Alec Brennan no longer enjoys the luxury of study – he must step up to a level his potential suggests he can achieve. If he can, the Tigers may stumble, but they will not fall. He must produce effectively for 10-15 minutes each night in order to plug the hole created by Brase’s injury. At 6’10” with a stronger 235 pounds on casino online his frame, he is a good candidate to be a special player.
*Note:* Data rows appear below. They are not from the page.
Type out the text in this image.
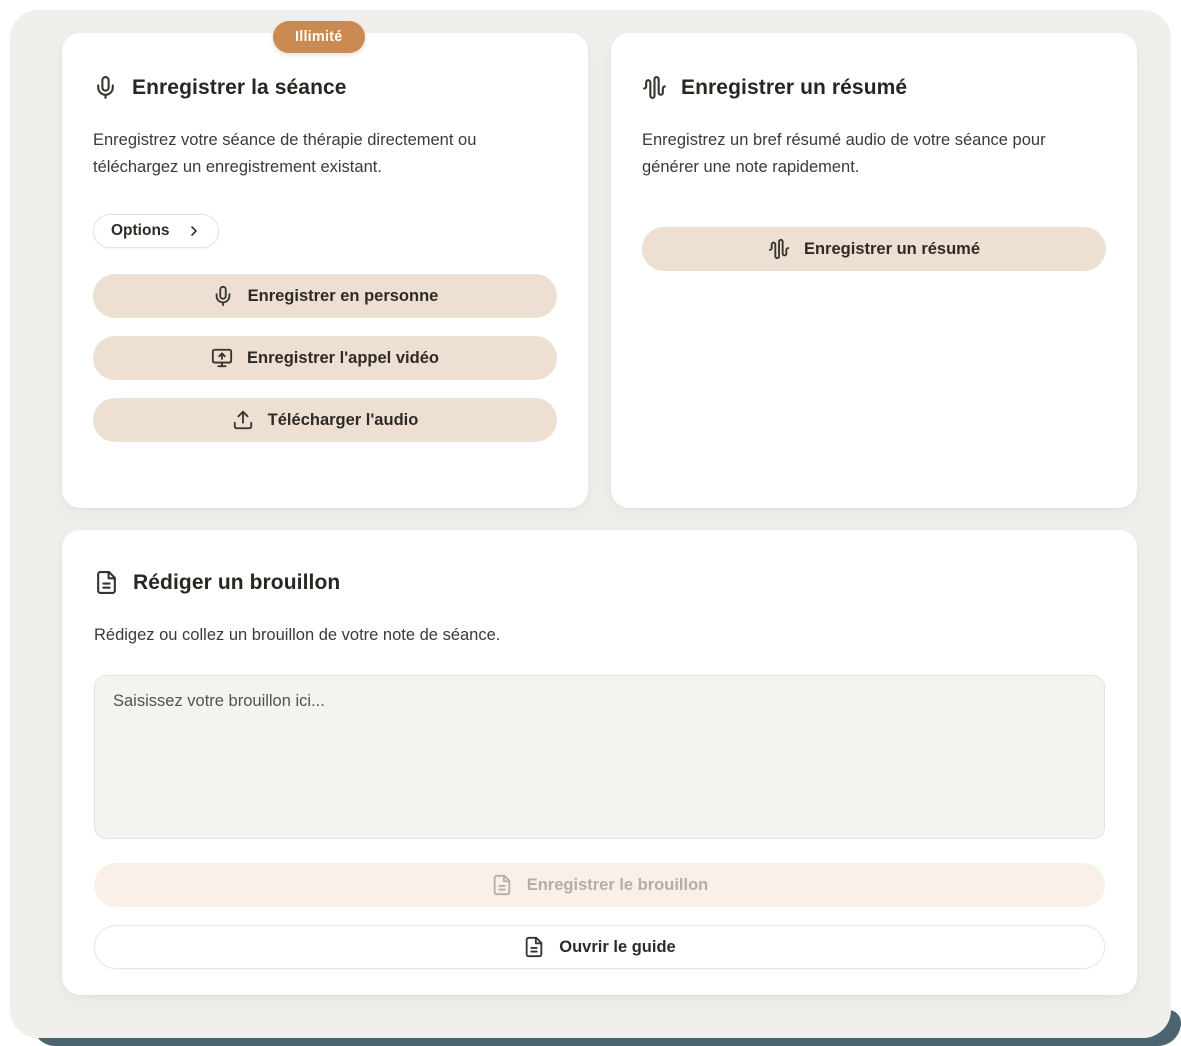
Illimité
Enregistrer la séance

Enregistrez votre séance de thérapie directement ou téléchargez un enregistrement existant.

Options
Enregistrer en personne
Enregistrer l'appel vidéo
Télécharger l'audio
Enregistrer un résumé

Enregistrez un bref résumé audio de votre séance pour générer une note rapidement.

Enregistrer un résumé
Rédiger un brouillon

Rédigez ou collez un brouillon de votre note de séance.

Saisissez votre brouillon ici...
Enregistrer le brouillon
Ouvrir le guide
Freshman Noah Bramlage, at 6’7” and 240 pounds, has a great physical presence. He did not see action against Rider and is coming off an injury of his own, but the staff considers him a terrific prospect.
When this team shoots well – and it projects to do so consistently – scoring will not be an issue. Weisz and rookie Devin Cannady are devastating three-point threats, while Cook, Caruso and Bell can do a lot of scoring from all over the place.
The 30-second clock may be a positive factor for the Tigers. Their suffocating man-to-man is easier to maintain for 30 seconds than for 35. On offense, their spacing and ball movement usually produces a desired look within 20 seconds. Carril always said. “If you can’t get a good shot in 20 seconds, you are not running the play right.”
You don’t lose a Hans Brase without suffering consequences. His leadership is huge in so many ways. But the Tigers have a dozen games to limit the consequences to the short term. Henderson has a bench full of quality players who love to compete. They will not be defeated by this stroke of misfortune beyond anyone’s control.